0x0020: E9 87 8A 20 2A 2F 0A ... */.
0x0027:
$
So far, so good. I also tried:
$ echo $LANG
en_US.UTF-8
$ echo $LC_CTYPE
$ env | grep LC_
$ bash --version
GNU bash, version 3.2.25(1)-release (x86_64-redhat-linux-gnu)
Copyright (C) 2005 Free Software Foundation, Inc.
$ cat x3.utf8
// some english 一些中文注释
$ echo $(<x3.utf8)
// some english 一些中文注释
$ sed 's;^\([[:blank:]]*\)//\(.*\);\1/* \2 */;' x3.utf8
/* some english 一些中文注释 */
$
So, the terminal is nominally working in UTF-8 after all, and it certainly seems display the data OK.
However, if I echo the string at the terminal, it gets into a tizzy. When I cut'n'pasted the string to the Linux terminal, it said:
$ echo "// some english d8d^G:
> "
// some english d8d:
$
and beeped.
$ echo "// some english d8d^G:
> " | odx
0x0000: 2F 2F 20 73 6F 6D 65 20 65 6E 67 6C 69 73 68 20 // some english
0x0010: 64 38 64 07 3A 0A 0A d8d.:..
0x0017:
$
I'm not quite sure what to make of that. I think it means that something in the input side of bash is having some problems, but I'm not quite sure. I also am getting slightly inconsistent results. The first time I tried it, I got:
$ cat > xxx
's;^\([[:blank:]]*\)//\(.*\);\1/* \2 */;'
// some english d8^#d:^[d8-f^Gf3(i^G
$ odx xxx
0x0000: 27 73 3B 5E 5C 28 5B 5B 3A 62 6C 61 6E 6B 3A 5D 's;^\([[:blank:]
0x0010: 5D 2A 5C 29 2F 2F 5C 28 2E 2A 5C 29 3B 5C 31 2F ]*\)//\(.*\);\1/
0x0020: 2A 20 5C 32 20 2A 2F 3B 27 0A 2F 2F 20 73 6F 6D * \2 */;'.// som
0x0030: 65 20 65 6E 67 6C 69 73 68 20 64 38 00 64 3A 1B e english d8.d:.
0x0040: 64 38 2D 66 07 66 33 28 69 07 0A 0A d8-f.f3(i...
0x004C:
$
And in that hex dump, you can see a 0x00 byte (offset 0x003C).
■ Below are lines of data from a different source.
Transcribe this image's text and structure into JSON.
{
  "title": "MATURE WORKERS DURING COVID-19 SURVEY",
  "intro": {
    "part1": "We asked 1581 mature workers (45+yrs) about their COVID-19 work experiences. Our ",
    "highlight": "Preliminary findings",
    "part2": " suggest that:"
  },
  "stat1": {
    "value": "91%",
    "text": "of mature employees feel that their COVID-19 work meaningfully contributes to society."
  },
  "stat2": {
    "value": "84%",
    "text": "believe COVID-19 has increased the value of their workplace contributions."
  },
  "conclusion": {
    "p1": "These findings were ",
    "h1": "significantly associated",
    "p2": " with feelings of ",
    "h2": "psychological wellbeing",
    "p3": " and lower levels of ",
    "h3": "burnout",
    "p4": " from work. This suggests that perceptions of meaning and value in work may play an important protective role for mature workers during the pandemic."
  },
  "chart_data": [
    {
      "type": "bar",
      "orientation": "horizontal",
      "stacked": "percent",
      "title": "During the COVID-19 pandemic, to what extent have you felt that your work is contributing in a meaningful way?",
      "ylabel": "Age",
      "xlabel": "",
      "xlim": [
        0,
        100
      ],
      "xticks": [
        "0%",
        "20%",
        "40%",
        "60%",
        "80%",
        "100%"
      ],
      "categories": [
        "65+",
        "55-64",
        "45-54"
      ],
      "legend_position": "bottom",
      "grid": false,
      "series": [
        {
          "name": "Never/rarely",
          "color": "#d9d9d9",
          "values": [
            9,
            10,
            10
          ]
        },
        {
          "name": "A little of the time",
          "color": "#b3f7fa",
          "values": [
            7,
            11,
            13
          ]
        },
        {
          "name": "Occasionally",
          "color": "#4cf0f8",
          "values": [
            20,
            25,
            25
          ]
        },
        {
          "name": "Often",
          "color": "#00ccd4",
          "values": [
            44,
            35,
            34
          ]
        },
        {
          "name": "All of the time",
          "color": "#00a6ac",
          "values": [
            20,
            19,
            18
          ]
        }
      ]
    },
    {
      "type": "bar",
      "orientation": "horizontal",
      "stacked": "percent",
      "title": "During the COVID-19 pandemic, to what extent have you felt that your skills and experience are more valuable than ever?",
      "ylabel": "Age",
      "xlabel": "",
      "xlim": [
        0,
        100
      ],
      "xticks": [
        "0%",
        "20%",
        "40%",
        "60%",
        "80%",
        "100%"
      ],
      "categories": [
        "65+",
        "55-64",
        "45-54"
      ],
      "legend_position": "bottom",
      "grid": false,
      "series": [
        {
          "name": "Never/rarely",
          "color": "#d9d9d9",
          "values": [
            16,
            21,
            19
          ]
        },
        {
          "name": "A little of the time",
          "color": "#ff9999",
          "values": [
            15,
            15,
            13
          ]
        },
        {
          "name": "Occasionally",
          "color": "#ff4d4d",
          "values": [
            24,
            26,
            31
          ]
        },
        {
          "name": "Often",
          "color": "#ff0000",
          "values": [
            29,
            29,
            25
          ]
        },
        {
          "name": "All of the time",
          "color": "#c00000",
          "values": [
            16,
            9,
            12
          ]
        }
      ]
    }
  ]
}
That appears at the position where you got the end comment, and a null there could confuse sed; but the whole input is such a mess it is hard to know what to make of it.
Okay, here's the correct answer...
The GNU regular expression library (regex) doesn't match everything when you put a . in your expression. Yup, I know how braindead that sounds.
The problem comes from the word "character", now reasonable people will say that everything that's in the input file for sed is characters. And even in your case they are perfectly correct. But regex has been programmed to required that the input be perfectly correctly formatted characters of the current locale character set (UTF-8) if they're correctly formatted characters for the Windows character set (UTF-16) they're not "characters".
So as . only matches "characters" it doesn't match your characters.
If you used the regex //.*$, ie: pinned it to the end of the line it wouldn't match at all because there's something that's not a "character" between the // and the end of the line.
And no you can't do anything like //\(.\|[^.]\)*$, it's just impossible to match those characters without switching to the C locale.
This will also, sometimes, destroy 8-bit transparency; ie: a binary piped through sed will get corrupted even if no changes are made.
Fortunately the C locale still uses the reasonable interpretation so anything that's not a perfectly correctly formatted ASCII-68 character is still a "character".